Organizowane raz w roku zebranie przedstawicieli to najwyższa forma władzy w PSM Chrzanów. Tym razem frekwencja nie była wysoka. W chrzanowskim klubie „Pegaz” pojawiło się tylko 43 z 86 przedstawicieli wybranych na zebraniach grup członkowskich. Spółdzielcy czekali zwłaszcza na informacje, jakie praktyczne konsekwencje niesie dla nich uchwalona w przeddzień nowa ustawa o spółdzielniach.

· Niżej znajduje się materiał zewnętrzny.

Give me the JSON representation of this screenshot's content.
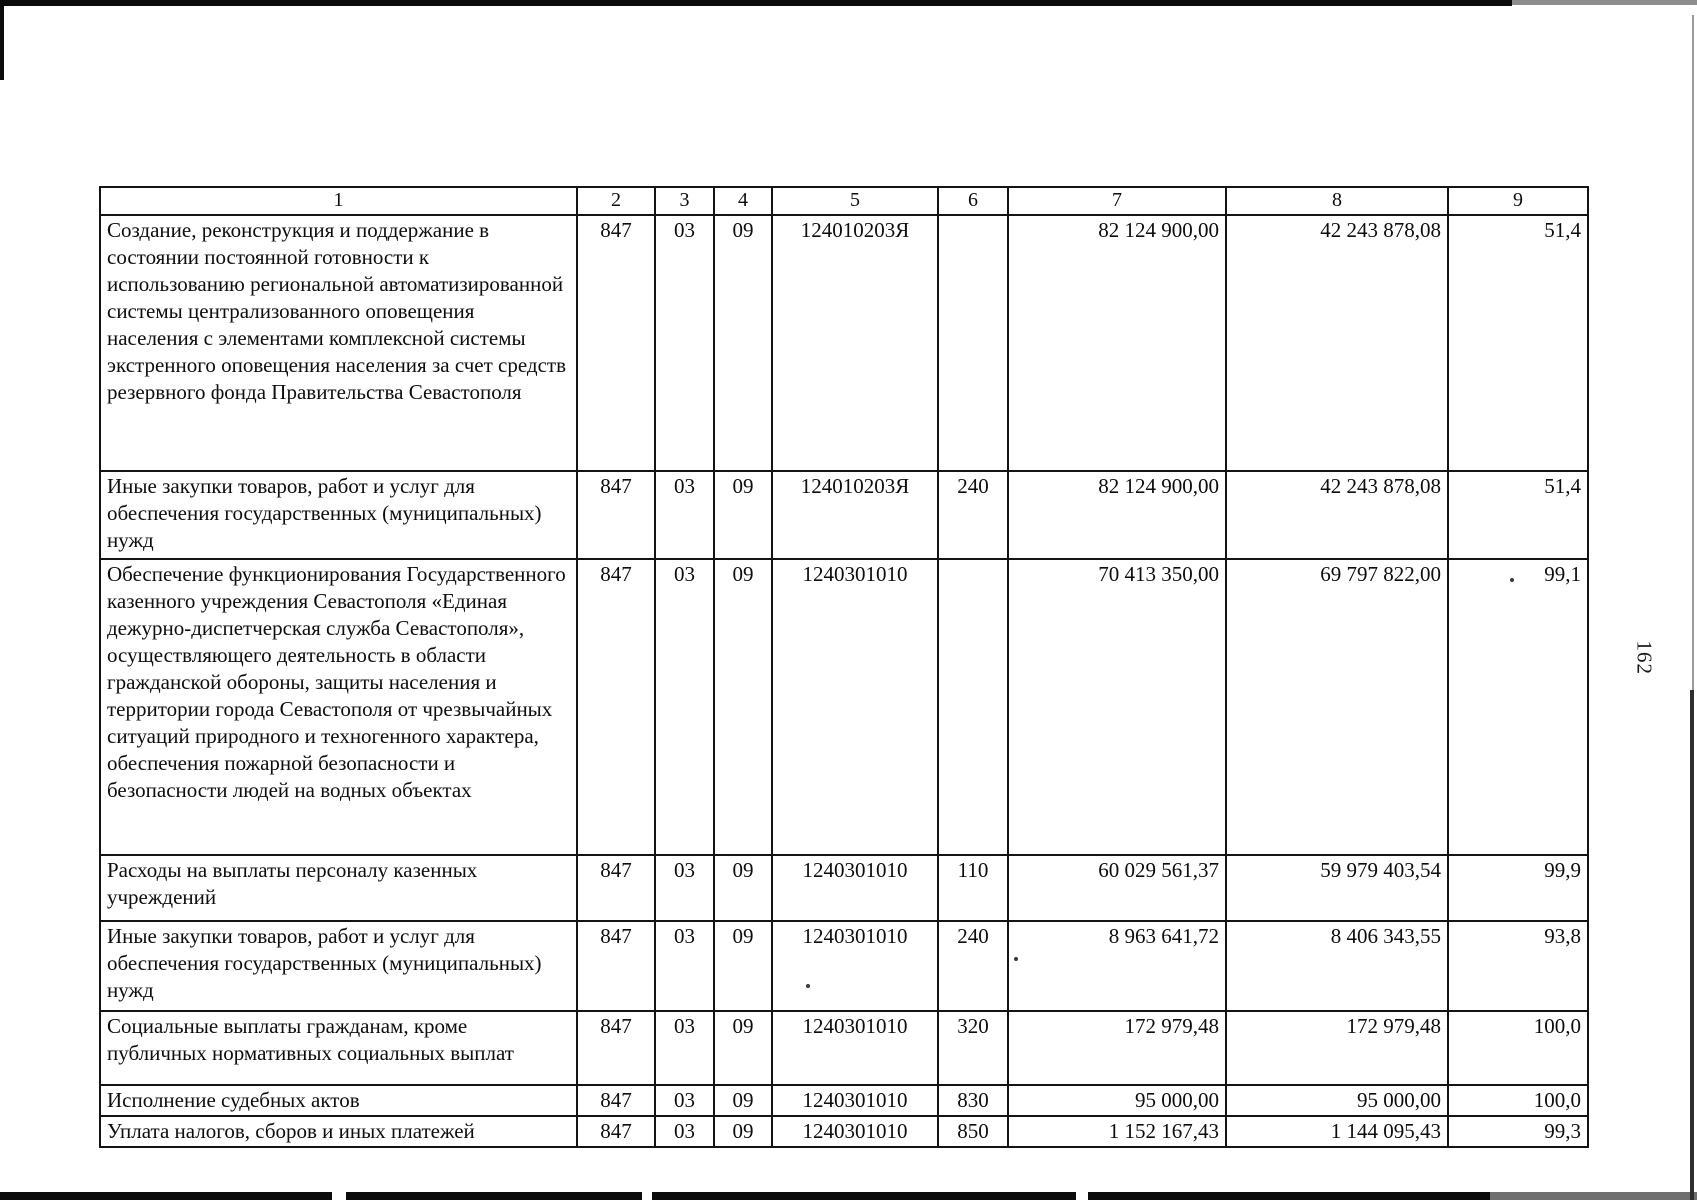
{
  "page_number": "162",
  "table": {
    "columns": [
      "1",
      "2",
      "3",
      "4",
      "5",
      "6",
      "7",
      "8",
      "9"
    ],
    "rows": [
      [
        "Создание, реконструкция и поддержание в состоянии постоянной готовности к использованию региональной автоматизированной системы централизованного оповещения населения с элементами комплексной системы экстренного оповещения населения за счет средств резервного фонда Правительства Севастополя",
        "847",
        "03",
        "09",
        "124010203Я",
        "",
        "82 124 900,00",
        "42 243 878,08",
        "51,4"
      ],
      [
        "Иные закупки товаров, работ и услуг для обеспечения государственных (муниципальных) нужд",
        "847",
        "03",
        "09",
        "124010203Я",
        "240",
        "82 124 900,00",
        "42 243 878,08",
        "51,4"
      ],
      [
        "Обеспечение функционирования Государственного казенного учреждения Севастополя «Единая дежурно-диспетчерская служба Севастополя», осуществляющего деятельность в области гражданской обороны, защиты населения и территории города Севастополя от чрезвычайных ситуаций природного и техногенного характера, обеспечения пожарной безопасности и безопасности людей на водных объектах",
        "847",
        "03",
        "09",
        "1240301010",
        "",
        "70 413 350,00",
        "69 797 822,00",
        "99,1"
      ],
      [
        "Расходы на выплаты персоналу казенных учреждений",
        "847",
        "03",
        "09",
        "1240301010",
        "110",
        "60 029 561,37",
        "59 979 403,54",
        "99,9"
      ],
      [
        "Иные закупки товаров, работ и услуг для обеспечения государственных (муниципальных) нужд",
        "847",
        "03",
        "09",
        "1240301010",
        "240",
        "8 963 641,72",
        "8 406 343,55",
        "93,8"
      ],
      [
        "Социальные выплаты гражданам, кроме публичных нормативных социальных выплат",
        "847",
        "03",
        "09",
        "1240301010",
        "320",
        "172 979,48",
        "172 979,48",
        "100,0"
      ],
      [
        "Исполнение судебных актов",
        "847",
        "03",
        "09",
        "1240301010",
        "830",
        "95 000,00",
        "95 000,00",
        "100,0"
      ],
      [
        "Уплата налогов, сборов и иных платежей",
        "847",
        "03",
        "09",
        "1240301010",
        "850",
        "1 152 167,43",
        "1 144 095,43",
        "99,3"
      ]
    ]
  }
}
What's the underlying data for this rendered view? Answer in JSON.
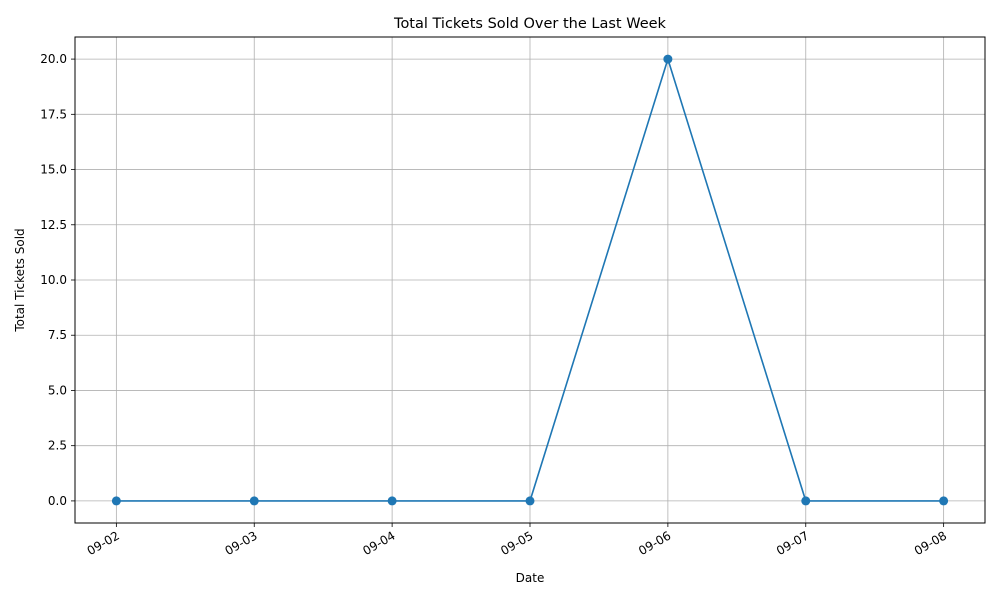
{
  "chart_data": {
    "type": "line",
    "title": "Total Tickets Sold Over the Last Week",
    "xlabel": "Date",
    "ylabel": "Total Tickets Sold",
    "categories": [
      "09-02",
      "09-03",
      "09-04",
      "09-05",
      "09-06",
      "09-07",
      "09-08"
    ],
    "series": [
      {
        "values": [
          0,
          0,
          0,
          0,
          20,
          0,
          0
        ],
        "color": "#1f77b4",
        "marker": "circle"
      }
    ],
    "ylim": [
      -1,
      21
    ],
    "yticks": [
      0.0,
      2.5,
      5.0,
      7.5,
      10.0,
      12.5,
      15.0,
      17.5,
      20.0
    ],
    "ytick_labels": [
      "0.0",
      "2.5",
      "5.0",
      "7.5",
      "10.0",
      "12.5",
      "15.0",
      "17.5",
      "20.0"
    ],
    "grid": true,
    "grid_color": "#b0b0b0"
  }
}
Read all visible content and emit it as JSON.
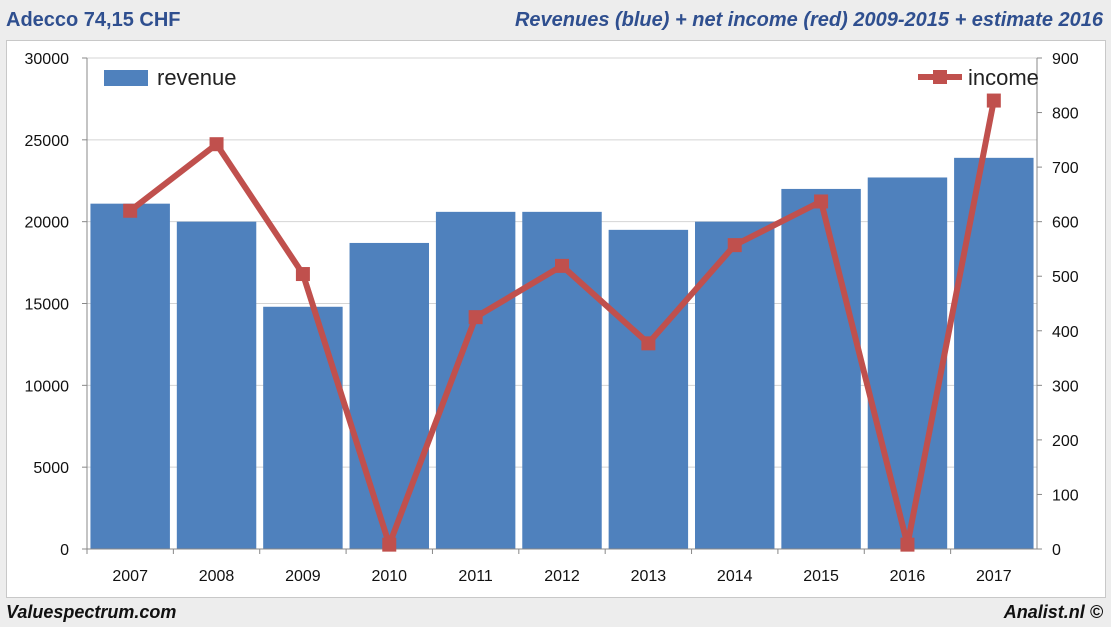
{
  "header": {
    "title_left": "Adecco 74,15 CHF",
    "title_right": "Revenues (blue) + net income (red) 2009-2015 + estimate 2016"
  },
  "footer": {
    "left": "Valuespectrum.com",
    "right": "Analist.nl ©"
  },
  "colors": {
    "bar": "#4f81bd",
    "line": "#c0504d",
    "header_text": "#2f4f8f"
  },
  "chart_data": {
    "type": "bar",
    "categories": [
      "2007",
      "2008",
      "2009",
      "2010",
      "2011",
      "2012",
      "2013",
      "2014",
      "2015",
      "2016",
      "2017"
    ],
    "series": [
      {
        "name": "revenue",
        "type": "bar",
        "axis": "left",
        "values": [
          21100,
          20000,
          14800,
          18700,
          20600,
          20600,
          19500,
          20000,
          22000,
          22700,
          23900
        ]
      },
      {
        "name": "income",
        "type": "line",
        "axis": "right",
        "values": [
          620,
          742,
          504,
          8,
          425,
          519,
          377,
          557,
          637,
          8,
          822
        ]
      }
    ],
    "y_left": {
      "min": 0,
      "max": 30000,
      "ticks": [
        "0",
        "5000",
        "10000",
        "15000",
        "20000",
        "25000",
        "30000"
      ]
    },
    "y_right": {
      "min": 0,
      "max": 900,
      "ticks": [
        "0",
        "100",
        "200",
        "300",
        "400",
        "500",
        "600",
        "700",
        "800",
        "900"
      ]
    },
    "grid": true,
    "legend": {
      "bar_position": "top-left",
      "line_position": "top-right"
    }
  }
}
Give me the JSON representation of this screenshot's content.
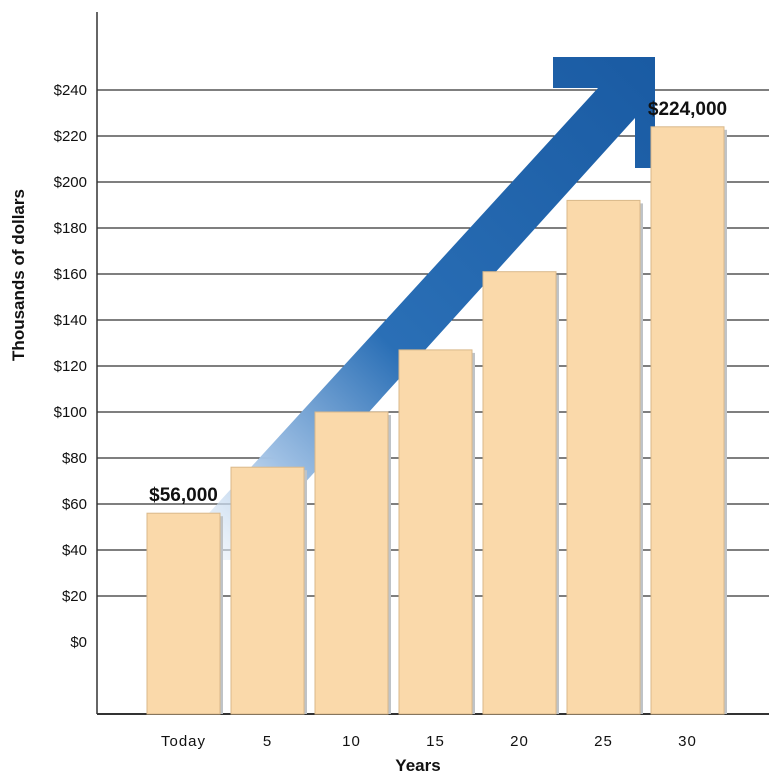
{
  "chart_data": {
    "type": "bar",
    "categories": [
      "Today",
      "5",
      "10",
      "15",
      "20",
      "25",
      "30"
    ],
    "values": [
      56,
      76,
      100,
      127,
      161,
      192,
      224
    ],
    "xlabel": "Years",
    "ylabel": "Thousands of dollars",
    "ylim": [
      0,
      240
    ],
    "yticks": [
      "$0",
      "$20",
      "$40",
      "$60",
      "$80",
      "$100",
      "$120",
      "$140",
      "$160",
      "$180",
      "$200",
      "$220",
      "$240"
    ],
    "annotations": [
      {
        "category": "Today",
        "text": "$56,000"
      },
      {
        "category": "30",
        "text": "$224,000"
      }
    ],
    "grid": true,
    "colors": {
      "bar_fill": "#fad9aa",
      "bar_stroke": "#d9b88a",
      "bar_shadow": "#bfc3c7",
      "arrow": "#1e64ad",
      "arrow_light": "#9fc0e4",
      "grid": "#333333"
    }
  }
}
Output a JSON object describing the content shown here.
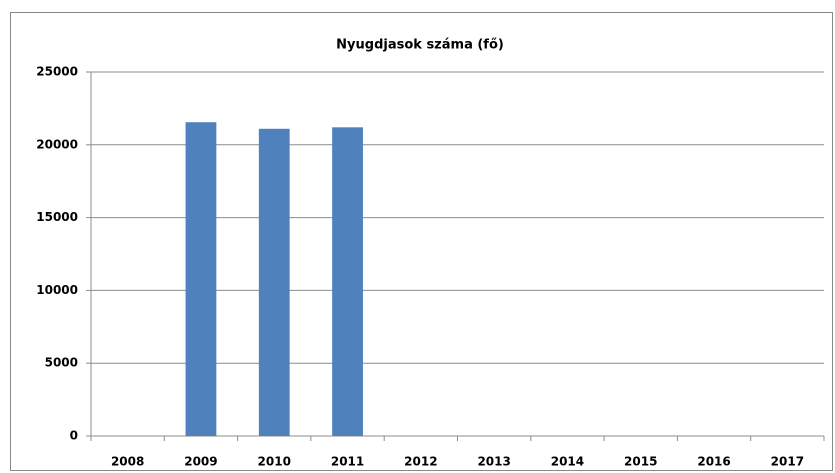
{
  "chart_data": {
    "type": "bar",
    "title": "Nyugdjasok száma (fő)",
    "categories": [
      "2008",
      "2009",
      "2010",
      "2011",
      "2012",
      "2013",
      "2014",
      "2015",
      "2016",
      "2017"
    ],
    "values": [
      null,
      21550,
      21100,
      21200,
      null,
      null,
      null,
      null,
      null,
      null
    ],
    "color": "#4f81bd",
    "ylim": [
      0,
      25000
    ],
    "yticks": [
      0,
      5000,
      10000,
      15000,
      20000,
      25000
    ],
    "grid": true
  }
}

- Nowe prawo zawiera rewolucyjne zmiany. Na przykład do tej pory inwestycje finansowaliśmy z ogólnego funduszu remontowego. Teraz będą rozliczane w obrębie konkretnej nieruchomości. Dla każdej z nich z osobna spółdzielnia będzie więc prowadziła odrębną ewidencję przychodów i kosztów – poinformował prezes spółdzielni Aleksander Biegacz.
(MOR)
Na zdjęciu: Spółdzielcy podczas głosowania
Komentarze
8 komentarzy
Pretensje ,pretensje i znowu pretensje. Miejmy je do siebie .Jesteśmy mieszkańcami a wcale nie interesuje nas co się dzieje na osiedlu. Na zebrania przychodzimy tylko wtedy ,gdy woda za zimna lub coś się w mieszkaniu zepsuje. Przecież jest od tego administracja i tam takie rzeczy można zgłaszać. A na zebrania przychodzi kilka osób ,w tym część nie członkow spółdzielni ,którzy nawet nie mogą głosować.Póżniej pretensje ,że w radach osiedlowych te same osoby ,w raradach nadzorczych te same osoby i co za sobą ciągnie prezesi ci sami. Zacznijmy chodzić na zebrania ,zabierać głosy ,zmieniać towarzystwo. Byłam w radzie osiedla ale z przyczyn osobistych musiałam zrezygnować. Rada ma wyznaczone dni w które mieszkańcy mogą zwracać się do nich z różnymi problemami ,nikt nie przychodzi w te dni. Natomiast bardzo często byłam zaczepiana przez mieszkańców na ulicy i proszona o załatwianie właśnie takich prozaicznych spraw, które każdy powinien sobie sam załatwić w administracji.Weżmy sprawy w swoje ręce i zacznijmy sie interesować tym co się dzieje na naszych osiedlach .
koniec łożenia na darmozjadów szczególnie w administracjach,przyszedł w końcu czas rozliczenia,skończy sie czas wyzysku na niewiedzy ludzi!!!chociażjedna dobra rzecz którą PIS nam zaoferował!!!
w tej "chorej" sytuacji jaka jest niestety jest nasza wina, spółdzielców. jakoś mało kto interesuje się swoim czyli spółdzielnią.i w ten sposób pracownicy przez nas opłacani i zatrudnieni stali się naszymi panami !!!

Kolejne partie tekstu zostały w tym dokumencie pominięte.